One of my favourite parts of any Opeth record is the journey that you get taken on. Mikael has perfected the art of textual balance to convey different emotions throughout an album. ‘In Cauda Venenum’ is absolutely no different. I like to think the listener is pushed and pulled into different sections and directions of the music without any real warning.
‘Heart in Hand’ was the first single released in the lead-up to the full album launch. It’s packed full with hooks and riffs that perfectly slice into one another. A very signatory style of the band that we’ve seen in the post ‘Watershed’ era. An incredible polyrhythm starts off the track which I really struggled to work out the time signature for. It’s as if two sides of the band wrote different intros to the song, and bled them in top of each other. But, it works incredibly well.
‘Next of Kin’ opens with excellent heavy riffing. There’s also a wonderfully angelic guitar solo that blends back into the chorus later in the track at 4:43. This is such a wonderful moment of the record, and really stands out as an exceptional example of songwriting. The string section is also used much more in the forefront on this track, particularly in the outro section. It’s not necessarily something you see as much in this genre to an entire orchestral string section leading the melody, but it something I’d love to hear more of as a classically trained musician myself.
‘Lovelorn Crime’ follows with the first proper ballad style track on the record. There are some wonderfully soft and raw moments throughout that create a very moving atmosphere for us as listeners to delve into. Fredrik Åkesson’s solo is full to the brim of vibrato based expression, with the bends almost mimicking Mikael’s vocal lines at the peak of the melodic lines.
‘In Cauda Veneum’ was written with the same lineup as the previous three Opeth releases. ‘Heritage’, ‘Pale Communion’, and ‘Sorceress’. After a couple of lineup changes over the years, the band have really settled into a tight-knit unit after the change in creative direction followed ‘Watershed’.
Moving on to ‘Charlatan’, the piece starts with a simple guitar line before building up to a heavy keyboard section which particularly showcases the Hammond Organ used on the album.
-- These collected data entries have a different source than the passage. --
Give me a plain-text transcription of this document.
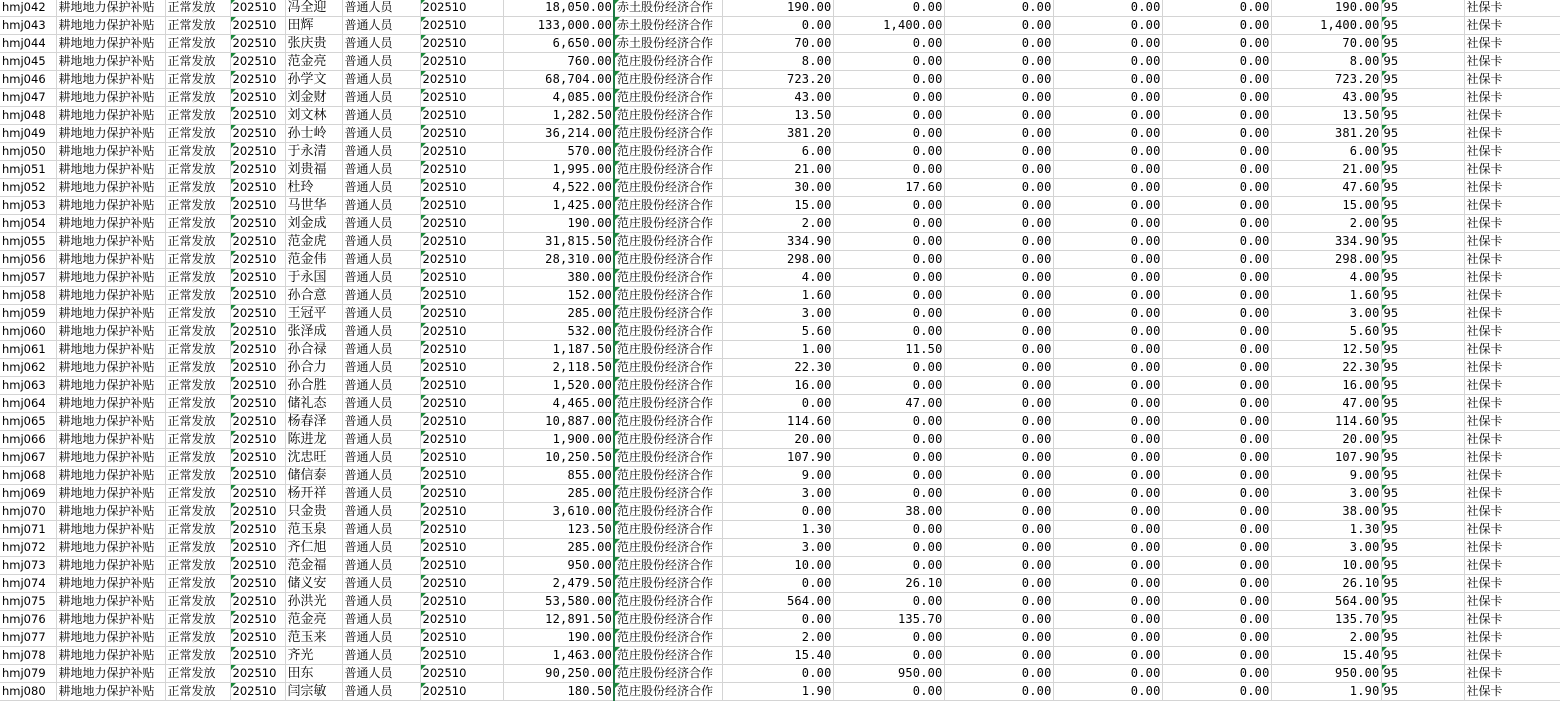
hmj042	耕地地力保护补贴	正常发放	202510	冯全迎	普通人员	202510	18,050.00	赤土股份经济合作	190.00	0.00	0.00	0.00	0.00	190.00	95	社保卡
hmj043	耕地地力保护补贴	正常发放	202510	田辉	普通人员	202510	133,000.00	赤土股份经济合作	0.00	1,400.00	0.00	0.00	0.00	1,400.00	95	社保卡
hmj044	耕地地力保护补贴	正常发放	202510	张庆贵	普通人员	202510	6,650.00	赤土股份经济合作	70.00	0.00	0.00	0.00	0.00	70.00	95	社保卡
hmj045	耕地地力保护补贴	正常发放	202510	范金亮	普通人员	202510	760.00	范庄股份经济合作	8.00	0.00	0.00	0.00	0.00	8.00	95	社保卡
hmj046	耕地地力保护补贴	正常发放	202510	孙学文	普通人员	202510	68,704.00	范庄股份经济合作	723.20	0.00	0.00	0.00	0.00	723.20	95	社保卡
hmj047	耕地地力保护补贴	正常发放	202510	刘金财	普通人员	202510	4,085.00	范庄股份经济合作	43.00	0.00	0.00	0.00	0.00	43.00	95	社保卡
hmj048	耕地地力保护补贴	正常发放	202510	刘文林	普通人员	202510	1,282.50	范庄股份经济合作	13.50	0.00	0.00	0.00	0.00	13.50	95	社保卡
hmj049	耕地地力保护补贴	正常发放	202510	孙士岭	普通人员	202510	36,214.00	范庄股份经济合作	381.20	0.00	0.00	0.00	0.00	381.20	95	社保卡
hmj050	耕地地力保护补贴	正常发放	202510	于永清	普通人员	202510	570.00	范庄股份经济合作	6.00	0.00	0.00	0.00	0.00	6.00	95	社保卡
hmj051	耕地地力保护补贴	正常发放	202510	刘贵福	普通人员	202510	1,995.00	范庄股份经济合作	21.00	0.00	0.00	0.00	0.00	21.00	95	社保卡
hmj052	耕地地力保护补贴	正常发放	202510	杜玲	普通人员	202510	4,522.00	范庄股份经济合作	30.00	17.60	0.00	0.00	0.00	47.60	95	社保卡
hmj053	耕地地力保护补贴	正常发放	202510	马世华	普通人员	202510	1,425.00	范庄股份经济合作	15.00	0.00	0.00	0.00	0.00	15.00	95	社保卡
hmj054	耕地地力保护补贴	正常发放	202510	刘金成	普通人员	202510	190.00	范庄股份经济合作	2.00	0.00	0.00	0.00	0.00	2.00	95	社保卡
hmj055	耕地地力保护补贴	正常发放	202510	范金虎	普通人员	202510	31,815.50	范庄股份经济合作	334.90	0.00	0.00	0.00	0.00	334.90	95	社保卡
hmj056	耕地地力保护补贴	正常发放	202510	范金伟	普通人员	202510	28,310.00	范庄股份经济合作	298.00	0.00	0.00	0.00	0.00	298.00	95	社保卡
hmj057	耕地地力保护补贴	正常发放	202510	于永国	普通人员	202510	380.00	范庄股份经济合作	4.00	0.00	0.00	0.00	0.00	4.00	95	社保卡
hmj058	耕地地力保护补贴	正常发放	202510	孙合意	普通人员	202510	152.00	范庄股份经济合作	1.60	0.00	0.00	0.00	0.00	1.60	95	社保卡
hmj059	耕地地力保护补贴	正常发放	202510	王冠平	普通人员	202510	285.00	范庄股份经济合作	3.00	0.00	0.00	0.00	0.00	3.00	95	社保卡
hmj060	耕地地力保护补贴	正常发放	202510	张泽成	普通人员	202510	532.00	范庄股份经济合作	5.60	0.00	0.00	0.00	0.00	5.60	95	社保卡
hmj061	耕地地力保护补贴	正常发放	202510	孙合禄	普通人员	202510	1,187.50	范庄股份经济合作	1.00	11.50	0.00	0.00	0.00	12.50	95	社保卡
hmj062	耕地地力保护补贴	正常发放	202510	孙合力	普通人员	202510	2,118.50	范庄股份经济合作	22.30	0.00	0.00	0.00	0.00	22.30	95	社保卡
hmj063	耕地地力保护补贴	正常发放	202510	孙合胜	普通人员	202510	1,520.00	范庄股份经济合作	16.00	0.00	0.00	0.00	0.00	16.00	95	社保卡
hmj064	耕地地力保护补贴	正常发放	202510	储礼态	普通人员	202510	4,465.00	范庄股份经济合作	0.00	47.00	0.00	0.00	0.00	47.00	95	社保卡
hmj065	耕地地力保护补贴	正常发放	202510	杨春泽	普通人员	202510	10,887.00	范庄股份经济合作	114.60	0.00	0.00	0.00	0.00	114.60	95	社保卡
hmj066	耕地地力保护补贴	正常发放	202510	陈进龙	普通人员	202510	1,900.00	范庄股份经济合作	20.00	0.00	0.00	0.00	0.00	20.00	95	社保卡
hmj067	耕地地力保护补贴	正常发放	202510	沈忠旺	普通人员	202510	10,250.50	范庄股份经济合作	107.90	0.00	0.00	0.00	0.00	107.90	95	社保卡
hmj068	耕地地力保护补贴	正常发放	202510	储信泰	普通人员	202510	855.00	范庄股份经济合作	9.00	0.00	0.00	0.00	0.00	9.00	95	社保卡
hmj069	耕地地力保护补贴	正常发放	202510	杨开祥	普通人员	202510	285.00	范庄股份经济合作	3.00	0.00	0.00	0.00	0.00	3.00	95	社保卡
hmj070	耕地地力保护补贴	正常发放	202510	只金贵	普通人员	202510	3,610.00	范庄股份经济合作	0.00	38.00	0.00	0.00	0.00	38.00	95	社保卡
hmj071	耕地地力保护补贴	正常发放	202510	范玉泉	普通人员	202510	123.50	范庄股份经济合作	1.30	0.00	0.00	0.00	0.00	1.30	95	社保卡
hmj072	耕地地力保护补贴	正常发放	202510	齐仁旭	普通人员	202510	285.00	范庄股份经济合作	3.00	0.00	0.00	0.00	0.00	3.00	95	社保卡
hmj073	耕地地力保护补贴	正常发放	202510	范金福	普通人员	202510	950.00	范庄股份经济合作	10.00	0.00	0.00	0.00	0.00	10.00	95	社保卡
hmj074	耕地地力保护补贴	正常发放	202510	储义安	普通人员	202510	2,479.50	范庄股份经济合作	0.00	26.10	0.00	0.00	0.00	26.10	95	社保卡
hmj075	耕地地力保护补贴	正常发放	202510	孙洪光	普通人员	202510	53,580.00	范庄股份经济合作	564.00	0.00	0.00	0.00	0.00	564.00	95	社保卡
hmj076	耕地地力保护补贴	正常发放	202510	范金亮	普通人员	202510	12,891.50	范庄股份经济合作	0.00	135.70	0.00	0.00	0.00	135.70	95	社保卡
hmj077	耕地地力保护补贴	正常发放	202510	范玉来	普通人员	202510	190.00	范庄股份经济合作	2.00	0.00	0.00	0.00	0.00	2.00	95	社保卡
hmj078	耕地地力保护补贴	正常发放	202510	齐光	普通人员	202510	1,463.00	范庄股份经济合作	15.40	0.00	0.00	0.00	0.00	15.40	95	社保卡
hmj079	耕地地力保护补贴	正常发放	202510	田东	普通人员	202510	90,250.00	范庄股份经济合作	0.00	950.00	0.00	0.00	0.00	950.00	95	社保卡
hmj080	耕地地力保护补贴	正常发放	202510	闫宗敏	普通人员	202510	180.50	范庄股份经济合作	1.90	0.00	0.00	0.00	0.00	1.90	95	社保卡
The muffled bass tones give a much darker feel to this track than others on the record.
‘The Garroter’ throws in some brushed snare which brings back the jazzy feel found earlier in the album. The chorus has some wonderful chord progressions coming from the keys. I also want to mention the ‘mouth trumpet’ solo at the end of the piece which I want to call the “do be do” section of the album. It’s bizarre, but it works well, and is what progressive music is all about.
Then, ‘Continuum’ features a clarinet solo which leads into one of the biggest guitar moments on the record which made me close my eyes and melt into my chair from awe.
The finale of the album, ‘All Things Will Pass’, is a wonderful climax track that I’d compare to ‘The Grand Conjuration’ from ‘Ghost Reveries’. I was really disappointed when ‘Sorceress’ had a very uncoordinated album ending, and didn’t really have a well written finale moment. This time around, Opeth have gone above and beyond in creating this.
I could go on and on about this album. I’ve been a huge fan of Opeth for many years now, and this record really caught me off guard. I feel like I’m taken to an enchanted forest full of mythical creatures on a cold winter’s night; which sounds like an excellent way to spend my winter, further indulging myself into the record.
Overall, I think the album is really well paced and structured, packed full of emotion. For me, it takes the cake as the best post ‘Watershed’ album for me. It went beyond my expectations from what I was expecting after ‘Sorceress’, and I can’t wait to absorb this music in a live setting. 10/10.